RAC head of policy Simon Williams said, “Drivers will be concerned to hear that retailer margins on fuel are still above where they have been historically and that competition remains weak.
“Given fuel is a major expense for households, and with eight-in-10 drivers dependent on their cars, it’s disappointing to see they’ve paid over the odds yet again. We have to hope the launch of the government-backed Fuel Finder scheme, due at the end of the year, will stimulate competition and finally lead to fairer pump prices.
“In the meantime, drivers should use a price checking tool.”

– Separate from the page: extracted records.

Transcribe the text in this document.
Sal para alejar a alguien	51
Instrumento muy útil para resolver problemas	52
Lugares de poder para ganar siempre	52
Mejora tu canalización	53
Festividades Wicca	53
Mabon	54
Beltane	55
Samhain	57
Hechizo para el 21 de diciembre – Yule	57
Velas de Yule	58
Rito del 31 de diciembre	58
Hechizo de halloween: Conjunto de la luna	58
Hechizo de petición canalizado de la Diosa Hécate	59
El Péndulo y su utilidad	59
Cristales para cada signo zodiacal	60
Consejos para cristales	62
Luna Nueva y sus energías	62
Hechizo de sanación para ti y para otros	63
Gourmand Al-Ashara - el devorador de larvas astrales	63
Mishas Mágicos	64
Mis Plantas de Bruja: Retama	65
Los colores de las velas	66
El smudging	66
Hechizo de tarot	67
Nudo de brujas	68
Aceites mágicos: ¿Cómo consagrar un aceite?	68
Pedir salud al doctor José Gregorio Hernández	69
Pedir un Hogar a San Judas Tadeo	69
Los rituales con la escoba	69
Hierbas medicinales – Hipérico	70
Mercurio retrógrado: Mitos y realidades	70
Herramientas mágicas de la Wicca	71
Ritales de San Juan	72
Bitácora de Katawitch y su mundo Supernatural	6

Britain is heading into its summer getaway season when demand will be high and this tends to keep up forecourt prices with less competition for lower fuel.
The CMA found that fuel margins were similar to the high levels seen during its road fuel market study – a review of the market to understand the factors influencing fuel prices undertaken in 2023 – which suggests overall competition in the UK’s road fuel retail market remains weak.
Supermarket fuel margins fell from 8.9% in December 2024 to 7.9% in February 2025, before rising to 8.3% in March 2025. Non-supermarket fuel margins fell from 9.9% in December 2024 to 8.9% in January 2025, before rising to 10.4% in March 2025.
This report does not consider developments in operating costs since the road fuel market study. The CMA will undertake a review of fuel retailer operating costs in its first annual road fuel monitoring report later this year to assess whether operating cost changes are impacting fuel margins for large retailers.
The CMA also looked at the retail spread – the average price that drivers pay at the pump compared to the benchmarked price that retailers buy fuel at – across the UK from March 2025 to May 2025.
Petrol retail spreads averaged 15.4 ppl, which was 1.5 ppl higher than the previous 4 months period – and still more than double the average of 6.5 ppl over 2015-19. Diesel retail spreads averaged 18.8 ppl, which was 4.6 ppl higher than the previous 4 months period and more than double the average of 8.6 ppl in 2015 – 2019.
While spread analysis can give a quick overview of trends in the sector, it is a less reliable indicator of competitive intensity than individual retailers’ fuel margins. Retail spreads increase and decrease in response to the volatility of wholesale prices but should return to a normal range over time, if the market is working well.